Later we visited Dhari Devi temple. This is a temple of the Goddess Mother Kali. The temple sits on stilts above a river and as we crossed the bridge we were escorted by a host of wild monkeys. When we got inside I felt powerful heat while the whole temple seemed to vibrate with the chanting prayer, bells and ceremony within it. We knelt in front of a shrine with an idol of Dhari Devi while chanting mantras and making offerings, asking for blessings from Kali who destroys obstacles and negative energy.
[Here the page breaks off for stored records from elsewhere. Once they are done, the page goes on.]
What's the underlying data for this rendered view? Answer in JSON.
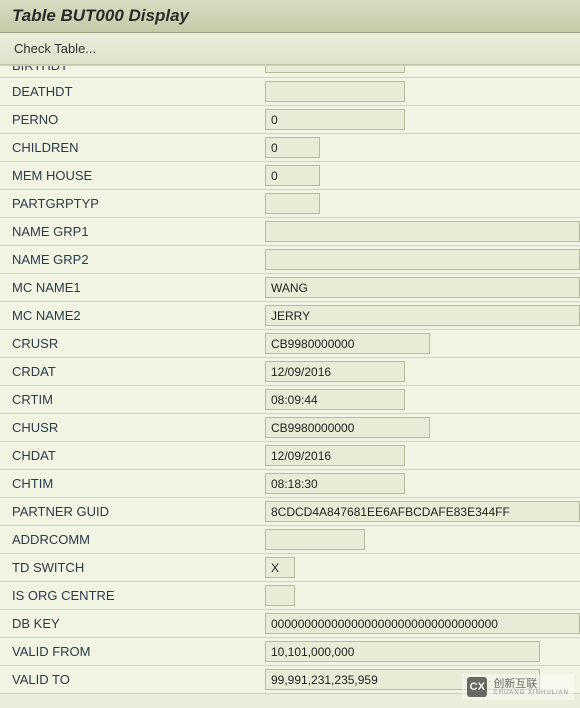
{
  "header": {
    "title": "Table BUT000 Display"
  },
  "toolbar": {
    "check_table": "Check Table..."
  },
  "fields": [
    {
      "label": "BIRTHDT",
      "value": "",
      "width": "w-md",
      "cutoff": true
    },
    {
      "label": "DEATHDT",
      "value": "",
      "width": "w-md"
    },
    {
      "label": "PERNO",
      "value": "0",
      "width": "w-md"
    },
    {
      "label": "CHILDREN",
      "value": "0",
      "width": "w-xs"
    },
    {
      "label": "MEM HOUSE",
      "value": "0",
      "width": "w-xs"
    },
    {
      "label": "PARTGRPTYP",
      "value": "",
      "width": "w-xs"
    },
    {
      "label": "NAME GRP1",
      "value": "",
      "width": "w-full"
    },
    {
      "label": "NAME GRP2",
      "value": "",
      "width": "w-full"
    },
    {
      "label": "MC NAME1",
      "value": "WANG",
      "width": "w-full"
    },
    {
      "label": "MC NAME2",
      "value": "JERRY",
      "width": "w-full"
    },
    {
      "label": "CRUSR",
      "value": "CB9980000000",
      "width": "w-lg"
    },
    {
      "label": "CRDAT",
      "value": "12/09/2016",
      "width": "w-md"
    },
    {
      "label": "CRTIM",
      "value": "08:09:44",
      "width": "w-md"
    },
    {
      "label": "CHUSR",
      "value": "CB9980000000",
      "width": "w-lg"
    },
    {
      "label": "CHDAT",
      "value": "12/09/2016",
      "width": "w-md"
    },
    {
      "label": "CHTIM",
      "value": "08:18:30",
      "width": "w-md"
    },
    {
      "label": "PARTNER GUID",
      "value": "8CDCD4A847681EE6AFBCDAFE83E344FF",
      "width": "w-full"
    },
    {
      "label": "ADDRCOMM",
      "value": "",
      "width": "w-sm"
    },
    {
      "label": "TD SWITCH",
      "value": "X",
      "width": "w-tiny"
    },
    {
      "label": "IS ORG CENTRE",
      "value": "",
      "width": "w-tiny"
    },
    {
      "label": "DB KEY",
      "value": "0000000000000000000000000000000000",
      "width": "w-full"
    },
    {
      "label": "VALID FROM",
      "value": "10,101,000,000",
      "width": "w-xl"
    },
    {
      "label": "VALID TO",
      "value": "99,991,231,235,959",
      "width": "w-xl"
    }
  ],
  "watermark": {
    "icon": "CX",
    "text": "创新互联",
    "sub": "CHUANG XINHULIAN"
  }
}
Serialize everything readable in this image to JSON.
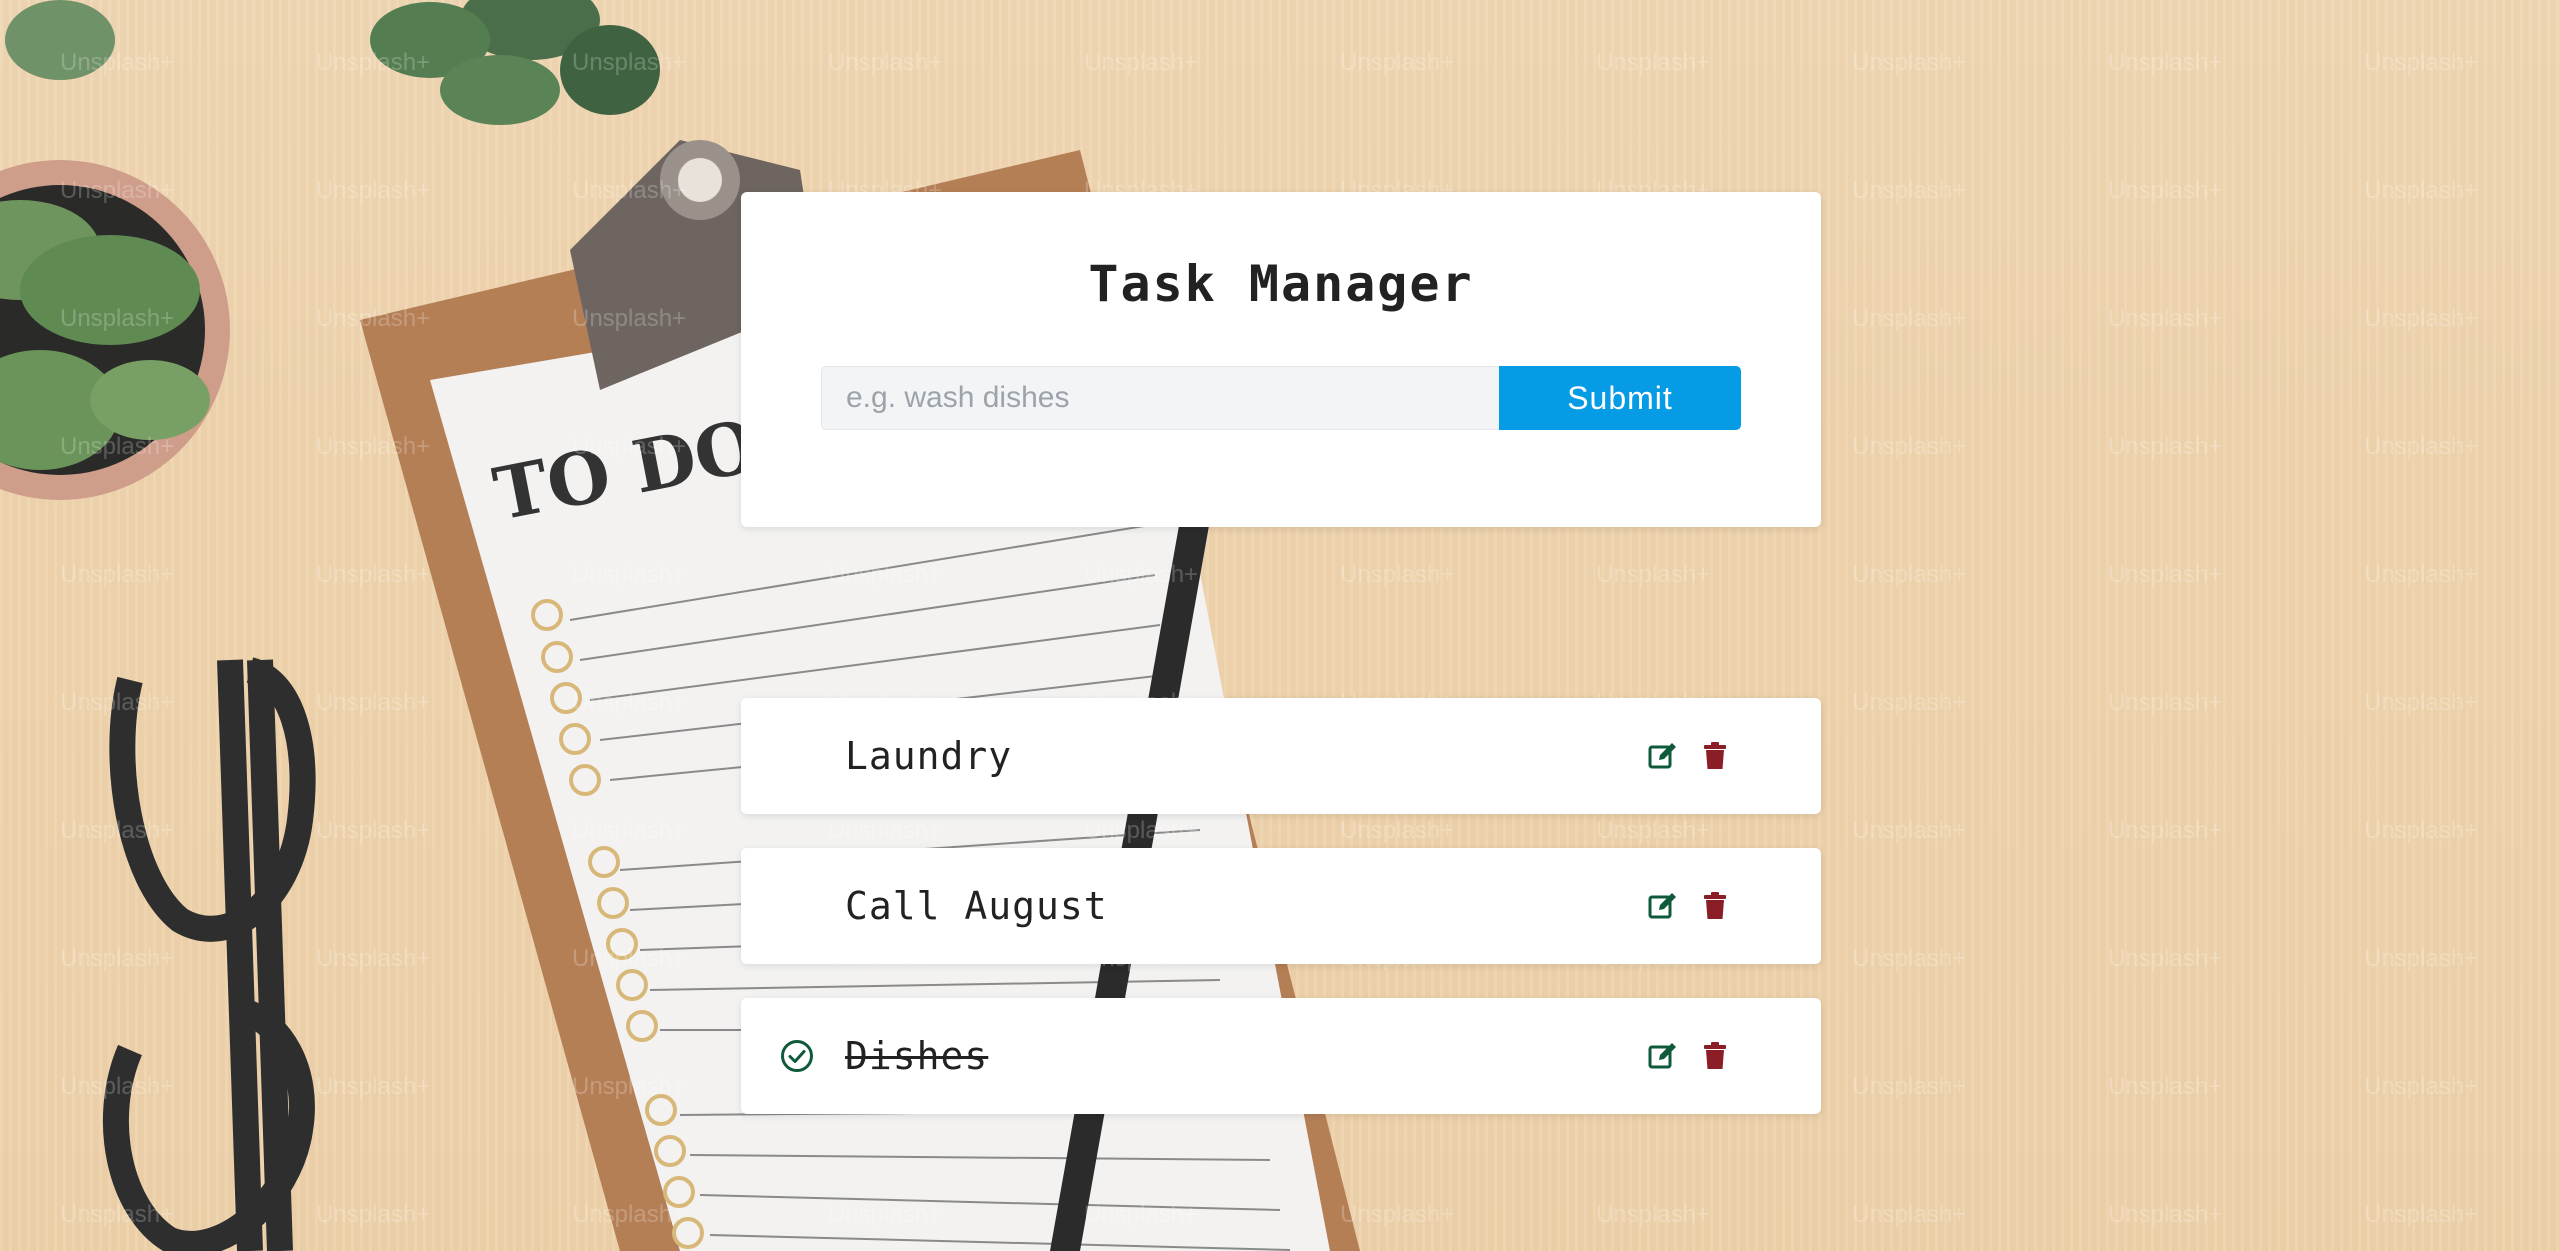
{
  "app": {
    "title": "Task Manager"
  },
  "form": {
    "input_placeholder": "e.g. wash dishes",
    "input_value": "",
    "submit_label": "Submit",
    "accent_color": "#069be5"
  },
  "tasks": [
    {
      "label": "Laundry",
      "completed": false
    },
    {
      "label": "Call August",
      "completed": false
    },
    {
      "label": "Dishes",
      "completed": true
    }
  ],
  "icons": {
    "edit": "edit-icon",
    "delete": "trash-icon",
    "completed": "check-circle-icon"
  },
  "colors": {
    "edit": "#0e5a3a",
    "delete": "#8b1d26",
    "completed": "#0e5a3a"
  },
  "background": {
    "description_words": [
      "TO DO:"
    ],
    "watermark": "Unsplash+"
  }
}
On the night of the Diwali festival we drove through the Himalayas by bus. I watched through the window as hundreds of houses bedazzled with fairy light of all colours and fireworks of all shapes and sizes, which were dwarfed by the scale of their surroundings, illuminated the mountains. I felt all the troubles and worries I had had before leaving become much smaller as I appreciated how lucky I was to be there.
When we arrived at Devprayag, our hotel was situated just above Mother Ganga, the Ganges, our entire stay was serenaded by the sound of the rushing current. Each morning I practiced Surya Namaskar and finished the day with Chandra Namaskar in view of Mother Ganga and felt the absolute power of the river in my practice. For two days we performed a Fire Prayer in the mornings to help us cleanse our energy and connect with our intentions for the trip. We sat in prayer and offered nuts, limes and seeds to the fire, the fragrant flames flooded the courtyard of the hotel all day. When this was complete we went to the village and walked to the very point where the Ganges begins. We made offerings of honey, milk, seeds, grain and dough to Mother Ganga and prayed for her blessing. We released letters we had all written with our hopes and intentions into the water and watched the rushing currents pull them. We were close enough to bath our feet in the water and when my turn came I felt mesmerised beyond anything I could have imagined by how beautiful and powerful the river was as I stood in it.
The next day I taught a yoga class for my fellow travellers. Although I knew hardly any of them before the trip, after sharing all those experiences with them I felt as much warmth and affection there as you would imagine in your fantasy family Christmas. Since arriving home I am sure of the blessings I received on my trip as my perspective has changed to appreciate how wonderful it is to be myself and how blessed I am to live my life.